The UN High Commissioner for Refugees is threatening to end relief operations for Syrian refugees, who currently number 1.3 million and counting, if it doesn’t receive the necessary funds soon. The agency says it has received only a third of the $1 billion it needs through June, and only $400 million of the $1.5 billion donors pledged earlier this year. UN Secretary-General Ban Ki-moon has warned explicitly that absent more funds, UNHCR will have to stop distributing food to refugees in Lebanon next month. And Jordan, which has the largest population of Syrian refugees, is threatening to close its borders to new entrants unless more aid is forthcoming urgently.
Meanwhile, another UN agency enjoys comfortable funding of about $1 billion a year to help a very different group of refugees–refugees who generally live in permanent homes rather than flimsy tents in makeshift camps; who have never faced the trauma of flight and dislocation, having lived all their lives in the place where they were born; who often have jobs that provide an income on top of their refugee benefits; and who enjoy regular access to schooling, healthcare and all the other benefits of non-refugee life. In short, these “refugees” are infinitely better off than their Syrian brethren–yet their generous funding continues undisturbed even as Syrian refugees are facing the imminent loss of such basics as food and fresh water. I am talking, of course, about UNRWA.
It has long been clear that UNRWA–which deals solely with Palestinian refugees, while UNHCR bears responsibility for all other refugees on the planet–is a major obstacle to Israeli-Palestinian peace.
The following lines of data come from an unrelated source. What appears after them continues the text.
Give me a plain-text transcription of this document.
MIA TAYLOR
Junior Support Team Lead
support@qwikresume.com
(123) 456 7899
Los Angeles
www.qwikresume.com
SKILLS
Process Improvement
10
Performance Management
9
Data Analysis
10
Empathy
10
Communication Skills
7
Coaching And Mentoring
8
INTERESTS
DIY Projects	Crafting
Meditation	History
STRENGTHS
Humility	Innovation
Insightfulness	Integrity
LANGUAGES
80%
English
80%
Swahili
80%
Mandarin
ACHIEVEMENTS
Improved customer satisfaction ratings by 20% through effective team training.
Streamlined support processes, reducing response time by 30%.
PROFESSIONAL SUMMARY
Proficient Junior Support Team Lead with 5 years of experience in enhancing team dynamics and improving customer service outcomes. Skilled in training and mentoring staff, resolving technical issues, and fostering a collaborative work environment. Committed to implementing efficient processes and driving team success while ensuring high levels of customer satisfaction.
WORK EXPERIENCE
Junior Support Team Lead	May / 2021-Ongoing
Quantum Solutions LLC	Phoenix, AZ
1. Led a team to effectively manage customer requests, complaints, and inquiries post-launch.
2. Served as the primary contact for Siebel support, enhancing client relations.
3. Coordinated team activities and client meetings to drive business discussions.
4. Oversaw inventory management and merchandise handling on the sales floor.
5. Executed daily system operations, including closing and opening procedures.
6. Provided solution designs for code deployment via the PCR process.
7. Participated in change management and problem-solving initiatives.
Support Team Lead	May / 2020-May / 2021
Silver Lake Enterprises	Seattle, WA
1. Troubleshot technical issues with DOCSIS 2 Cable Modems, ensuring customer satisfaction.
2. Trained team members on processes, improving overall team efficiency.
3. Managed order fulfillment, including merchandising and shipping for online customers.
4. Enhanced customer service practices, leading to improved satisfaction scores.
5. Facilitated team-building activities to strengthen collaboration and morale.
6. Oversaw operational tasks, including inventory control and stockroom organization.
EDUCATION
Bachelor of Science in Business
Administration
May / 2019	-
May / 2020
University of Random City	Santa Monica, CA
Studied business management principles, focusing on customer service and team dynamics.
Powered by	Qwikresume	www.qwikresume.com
Since, unlike UNHCR, it grants refugee status to the original refugees’ descendants in perpetuity, the number of Palestinian refugees has ballooned from under 700,000 in 1949 to over five million today, even as the world’s non-Palestinian refugee population has shrunk from over 100 million to under 30 million. Moreover, while UNHCR’s primary goal is to resettle refugees, UNRWA hasn’t resettled a single refugee in its history: By its definition, refugees remain refugees even after acquiring citizenship in another country. It has thereby perpetuated and exacerbated the Palestinian refugee problem to the point where it has become the single greatest obstacle to an Israeli-Palestinian agreement: Israel cannot absorb five million Palestinian refugees (though it could easily absorb the fewer than 50,000 original refugees who still remain alive), yet under UNRWA’s rules, refugee status can’t be ended except by resettlement in Israel.
But an even more basic reason for abolishing UNRWA is the harm it does to the world’s most vulnerable people–real refugees like the Syrians. Were the Palestinians handled by UNHCR like all other refugees are, UNHCR would have the budgetary flexibility to temporarily divert aid from the Palestinians, who need it far less, to people who need it more, like the Syrians today. Instead, it is forced to watch helplessly as Syrian refugees go roofless and hungry while $1 billion in aid is squandered on Palestinians with homes, jobs, and all the comforts of settled life.
Thus, anyone who claims to have a shred of genuine humanitarian concern ought to be agitating for UNRWA’s abolition and the Palestinians’ transfer to UNHCR’s auspices. Unfortunately for the Syrians, it seems that many of the world’s self-proclaimed humanitarians prefer harming Israel to helping those who need it most.